One eventId per track(), shared by every plugin

Section titled “One eventId per track(), shared by every plugin”

For a single track() call, the dispatcher generates one eventId and hands the same context object to every registered plugin. So GA4, the Meta Pixel, and any other plugin all see the identical eventId for that one event.

This is the key to deduplication: if the same event is reported through two channels (for example the Meta Pixel in the browser and the Meta Conversions API (CAPI) from your server), both reports can carry the same eventId, and Meta will count it once instead of twice.

// Inside a plugin, the eventId is available on context:
track(eventName, params, context) {
fbq("track", "Purchase", { value: params.value }, { eventID: context.eventId });
}

The dispatcher uses crypto.randomUUID() when it’s available (modern browsers and Node), and falls back to a UUID-v4-shaped string built with Math.random() in environments that lack it. Either way you get a unique UUID-shaped string.

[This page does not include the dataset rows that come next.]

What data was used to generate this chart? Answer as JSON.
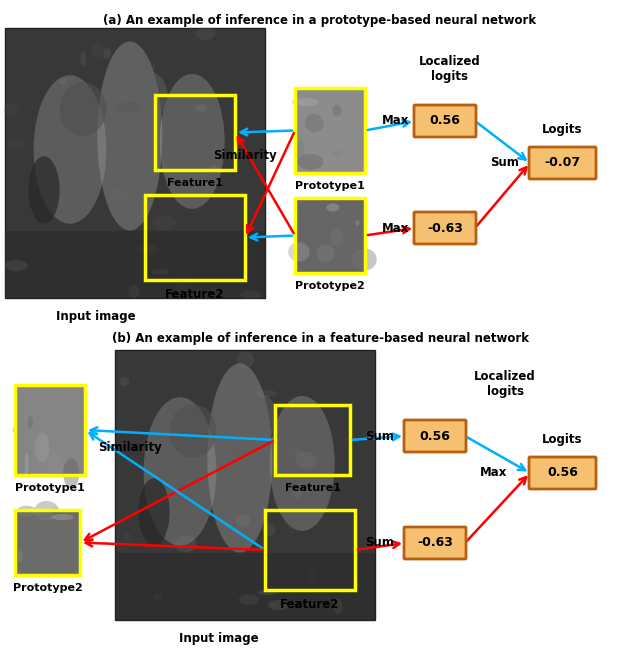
{
  "title_a": "(a) An example of inference in a prototype-based neural network",
  "title_b": "(b) An example of inference in a feature-based neural network",
  "bg_color": "#ffffff",
  "box_facecolor": "#f5c070",
  "box_edgecolor": "#b86010",
  "yellow_box_color": "#ffff00",
  "arrow_blue": "#00b0ff",
  "arrow_red": "#ff0000",
  "panel_a": {
    "logit1_val": "0.56",
    "logit2_val": "-0.63",
    "logits_val": "-0.07"
  },
  "panel_b": {
    "logit1_val": "0.56",
    "logit2_val": "-0.63",
    "logits_val": "0.56"
  }
}
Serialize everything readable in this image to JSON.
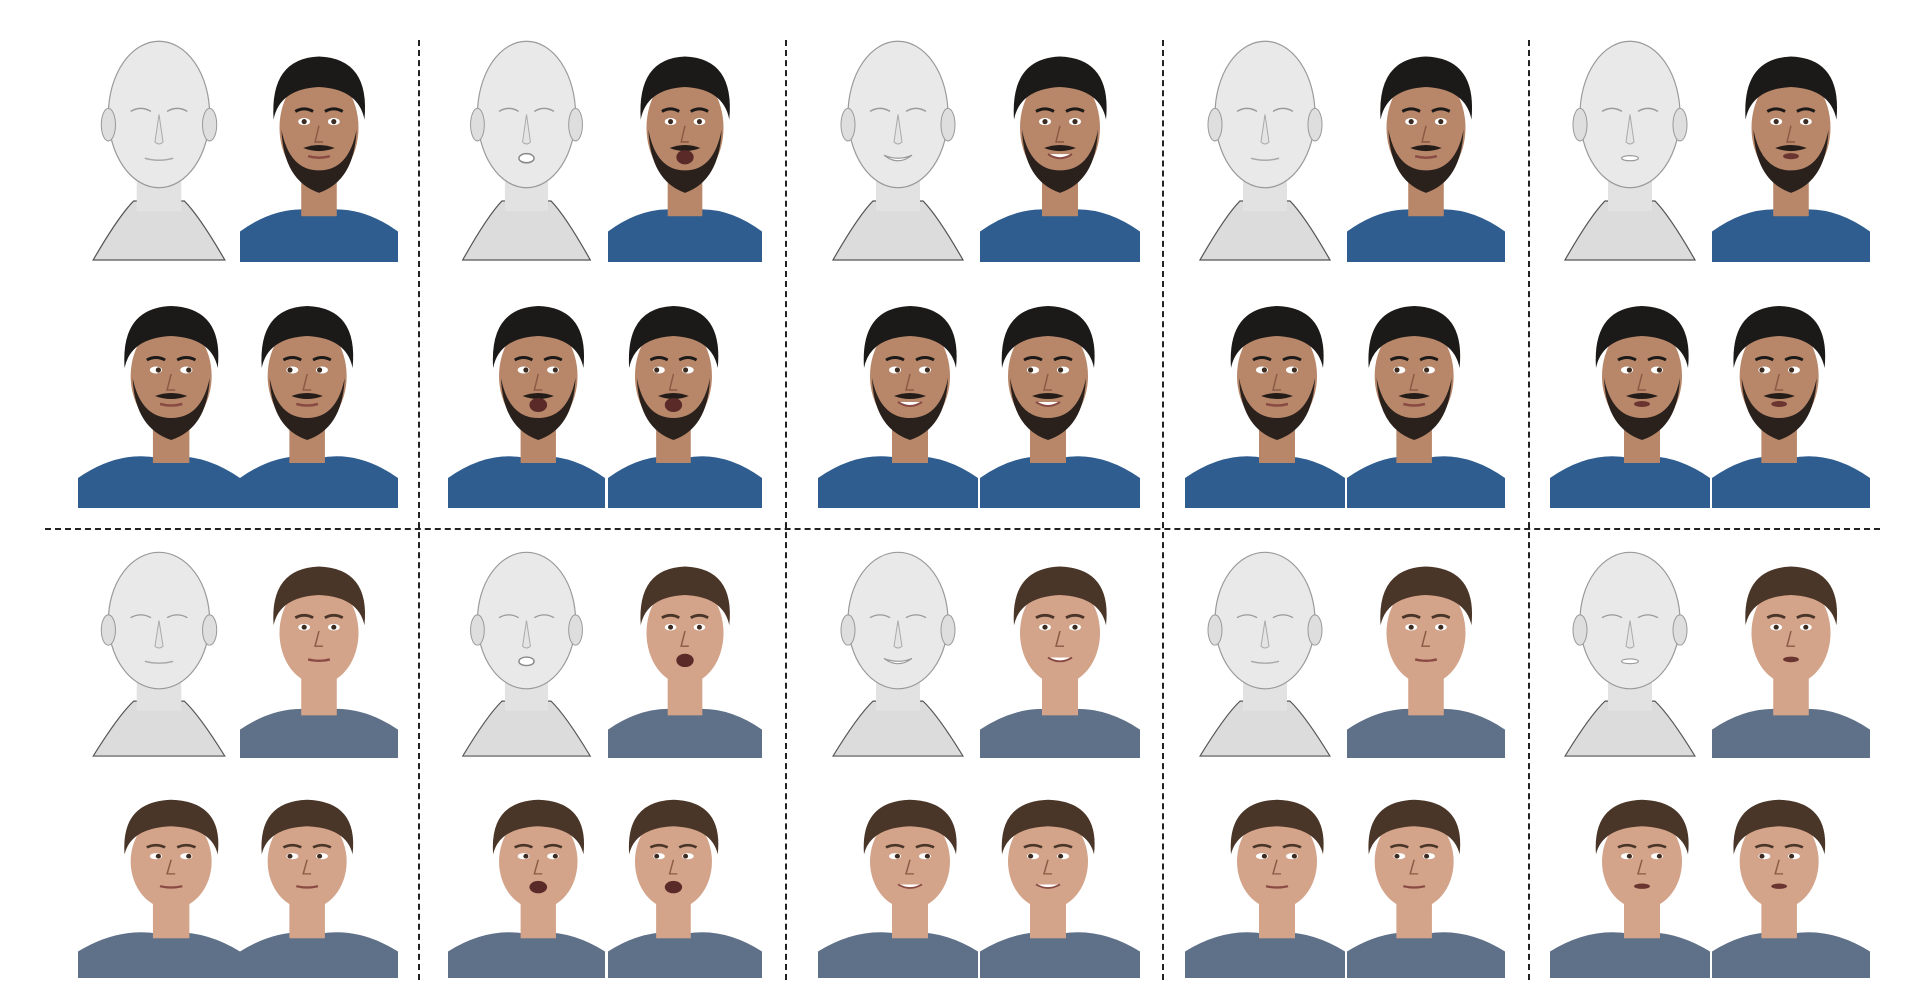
{
  "figure": {
    "kind": "grid of rendered head avatars (mesh + photo views)",
    "subjects": [
      {
        "label_visible": false,
        "hair_color": "#1c1a19",
        "skin_color": "#b8876a",
        "beard": true,
        "shirt_color": "#2f5d8f"
      },
      {
        "label_visible": false,
        "hair_color": "#4a3628",
        "skin_color": "#d3a38a",
        "beard": false,
        "shirt_color": "#5f7089"
      }
    ],
    "mesh_color": "#e9e9e9",
    "mouth_states": [
      "closed",
      "open",
      "smile",
      "closed",
      "slight-open"
    ],
    "separator_style": "dashed",
    "separator_color": "#222222"
  }
}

The eventId is generated at call time. So if you track() before initialize(), the event is queued and later replayed with its original eventId intact. The identity is fixed when you call track, not when it is dispatched. See queuing before initialize.

The typical flow when you run a pixel in the browser and its server-side counterpart:

  1. The browser calls funnel.track("purchase", { ... }). The dispatcher creates one eventId.
  2. The browser-side plugin (e.g., Meta Pixel) sends the event with that eventId.
  3. You forward the same logical event to the platform’s server API (e.g., Meta CAPI) with the same eventId.
  4. The platform sees two reports of one event sharing an ID and deduplicates them.

To make step 3 possible, expose the eventId to your server (e.g., include it in the request body when the browser also calls your backend). The shared identifier is what links the two reports.

  • Funnel: generates the EventContext on each track().
  • FunnelPlugin: receives context as the third track argument.
  • EventMap: note that purchase.transaction_id is the GA4-level ID many platforms also use for purchase deduplication.